En 2006, Guo Kai, ingénieur chinois expert en hydraulique, a imaginé un plan colossal : dévier 200 milliards de mètres cubes d’eau en provenance du Yarlung Tsangpo (le Brahmapoutre), du Lancang (le Salween) et du Nujiang (le Mékong) vers le Fleuve Jaune pour desservir les régions sèches du Nord de la Chine. Faire couler l’eau du Tibet vers le Nord de la Chine, est-ce réalisable?

 

Le professeur Guo Kai a été hué par les différentes instances scientifiques chinoises et par le gouvernement. Le ministre des « Affaires de l’eau », Wang Shucheng, lui-même ingénieur en hydraulique, déclara la proposition « absurde, irréaliste et non scientifique ». D'après lui,  dès que les crues atteignent 58 milliards de m³ d’eau, le Fleuve Jaune provoque des inondations.  « Si on y ajoute ne fut-ce que 50 milliards de m³, toutes les digues se brisent immédiatement. Que penser alors de 200 milliards de m³ supplémentaires ? », a-t-il décrété. « Il y a assez d’eau dans le Nord de la Chine, il faut trouver des solutions pour la mettre en réserve à plus grande échelle pendant la saison des pluies. Des travaux sont en cours pour cela », rajoute-t-il. (1)

 

Le Fleuve Bleu à Benzilan (frontière Sichuan-Yunnan) creuse de profondes vallées et commence à prendre de l’ampleur (photo JPDes., 2007)
Le Fleuve Bleu à Benzilan (frontière Sichuan-Yunnan) creuse de profondes vallées et commence à prendre de l’ampleur (photo JPDes., 2007)

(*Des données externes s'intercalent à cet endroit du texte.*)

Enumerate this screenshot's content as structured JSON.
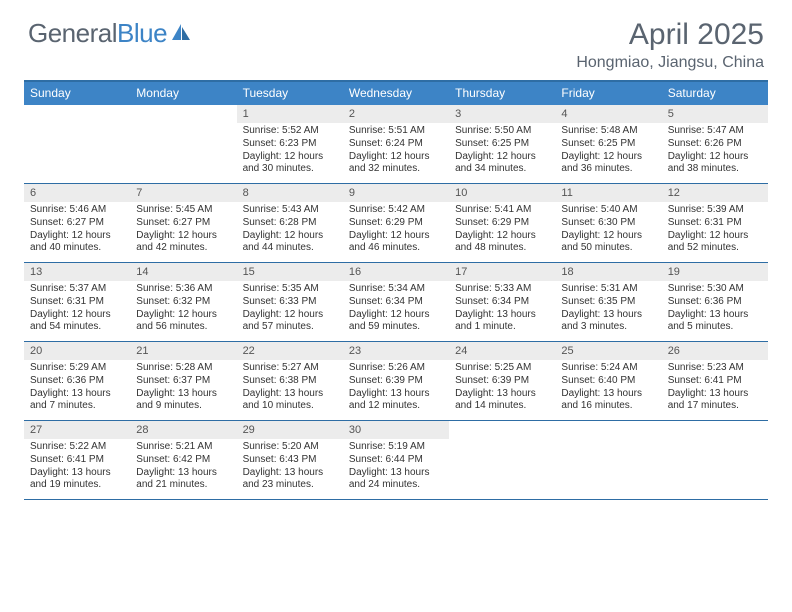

Le ministre des Affaires Étrangères s’immisça également dans le débat en rappelant ceci : « Si nous diminuons l’acheminement en eau vers le Sud-est de l’Asie, cela occasionnerait des catastrophes naturelles à nos voisins du Sud. Il pourrait en résulter des conflits internationaux dont nous ne voulons pas. C’est aussi pour des raisons d’état que nous réfutons immédiatement et sans retour l’idée du professeur Guo. Il n’existera aucun plan allant dans son sens. » (2)
Entre-temps, le réseau international pro-dalaï-lama avait déjà fait circuler l’idée que la Chine se préparait à « voler l’eau du Tibet »... A l'annonce du rejet de ce projet pharaonique et irréaliste, les pro-dalaïstes n'ont pas cru bon de corriger, c'est pourquoi beaucoup d'entre nous ont encore dans la tête que la Chine « vole l'eau du Tibet en déviant les fleuves »... absurde ! Et auquel cas la Chine serait passée à l'acte, on aurait pu rétorquer qu'elle fait ce qu’elle veut avec son eau, il ne s’agit pas de « voler le Tibet » étant donné que celui-ci fait partie de la Chine. En Belgique, les flamands achètent de l'eau de Spa : wallonne !... et Evian se vend bien en Chine.